El apolítico sensible podría salir de su abatimiento si fuese consciente de que tiene una misión, aparte de la común de salir adelante en la lucha por la vida
No es infrecuente encontrarse con
personas que, si se les plantea, o aún insinúa, algún problema
de carácter público, se encogen de hombros y dicen: "Yo
soy apolítico. Ni entro ni salgo en esas cuestiones". Son
personas que no votan, no leen los periódicos, como no sea la
sección de deportes, y únicamente se interesan por sus asuntos
y vida personales.
Existen razones que pueden explicar esta actitud. Al fin y al
cabo, la vida política no ofrece un espectáculo agradable ni
ejemplar, y hay mucha gente desanimada por el comportamiento de
los políticos. También es cierto que la vida personal está ya
llena de preocupaciones, familiares y de trabajo, y cuando se
tienen unas horas para evadirse de ellas, no es la política el
ideal campo de esparcimiento y descanso. Y luego está la posible
falta de disposición de que se pueda adolecer para el estudio de
determinadas cuestiones. Por unas razones u otras, lo cierto es
que hay un gran porcentaje de gente que se inhibe a la hora de
tratar estos temas, y declaran con cierto orgullo: "Yo soy
totalmente apolítico".
Curiosamente, esta actitud tiene su paralelismo con determinada
corriente religiosa en el cristianismo (tanto en el catolicismo
como en el protestantismo) que es adversa a cualquier
concomitancia de los cristianos con la política, interpretando
estrechamente la famosa frase de Cristo: "Mi reino no es de
este mundo".
Lo discutible de esta posición, tanto en su versión laica como
en la religiosa, se presenta cuando determinadas cuestiones que,
en principio, pertenecen a la ley natural y no deberían ser
motivo de discusión política, se introducen en los programas de
los partidos como reivindicación de pretendidos derechos.
Es una gravísima manifestación del ocaso espiritual de
Occidente el que todo, absolutamente todo, aún lo más evidente,
sea cuestionado. Hasta las pulsiones íntimas del sentido ético
natural del hombre son discutidas, por tanto. ¿En razón de
qué? En razón de una dialéctica que pretende sustituir la
moral tradicional por una contramoral. Y esto ya ha sido
conseguido en su mayor parte aunque se hayan levantado algunas
resistencias. La moral natural ha sido sustituído por una moral
contra natura. Y este triunfo de lo desviado, de lo degenerado,
se ha producido gracias a la actividad incansable de grupos que,
mientras la sociedad dormitaba, sin dudar se han interesado por
la política, y han introducido sus reivindicadiones, primero en
diversos partidos políticos, para de ahí asaltar las
legislaciones de casi todos los países de Occidente y penetrar
en los organismos internacionales. Mencionaré únicamente el
tema más aberrante: la aceptación legal del aborto y su
promoción como método de planificación familiar.

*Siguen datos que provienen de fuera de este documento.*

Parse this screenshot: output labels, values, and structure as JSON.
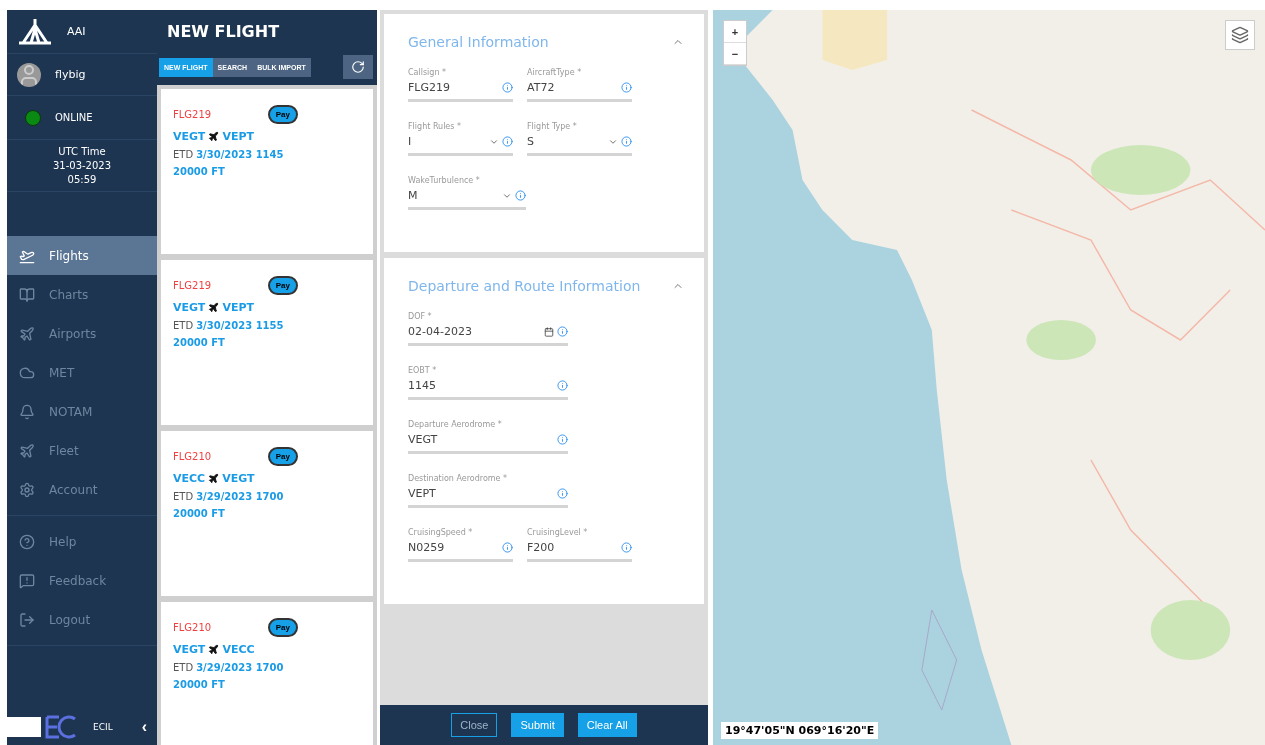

Y es considerando este punto principal como percibimos la endeble
justificación de las posturas inhibidas. Pues personas que, por
otra parte, pueden ser de creencias firmes, o bien de un sentido
ético natural sano, ni hacen, ni han hecho, lo más mínimo por
participar en una resistencia o un combate contra esta marcha
implacable de las cosas.
En el campo del sector religioso que lucha por preservar la
pureza de la religión, atendiendo con estrechez el sentido de
las palabras "Mi reino no es de este mundo", he podido
comprobar un caso muy significativo. Una revista católica
italiana, muy famosa, relacionado con el movimiento
"Comunión y Liberación", reiteradamente, a través de
los años, ha venido sosteniendo en diversos artículos, los
peligros del pelagianismo en la Iglesia de hoy. La revista es muy
ortodoxa, muy poco amiga de la corriente progresista que triunfó
en el período postconciliar. Pero su rígida interpretación de
San Agustín, su temor al pelagianismo, le hacen ver en toda
actividad religiosa que pueda relacionarse con la política, aún
en el sentido de cristianizar las estructuras sociales, una
desviación temporalista, un fiarse de las propias fuerzas en vez
de dejar todo en las manos de Dios, un mezclar la "civitas
Dei" con la "civitas terrena" con la consiguiente
contaminación para la primera. El resultado en cuanto a la
revista es que en el transcurso de largos años no ha hecho la
más mínima mención de la cuestión del aborto, lo que ha
causado escándalo a más de un lector. Curiosa circunstancia en
una revista católica neotradicionalista: abstenerse de condenar
el aborto por considerar que esto es hacer una incursión en la
política de los hombres. Sin pararse a considerar que es
precisamente la política la que no debiera haber hecho
incursiones en la ley natural, tratando ilegítimamente de
cuestiones como el aborto. Craso error de la revista considerar
el aborto como cuestión política propia de la "civitas
terrena".
La misma pasividad inhibida he podido comprobar en escritos de un
sector purista del evangelismo norteamericano. Repiten las
citadas palabras del Evangelio, se refugian en San Agustín, y
critican al sector evangélico oficial. Lo critican por mezclarse
con la política, por recibir prebendas, por enriquecerse, etc.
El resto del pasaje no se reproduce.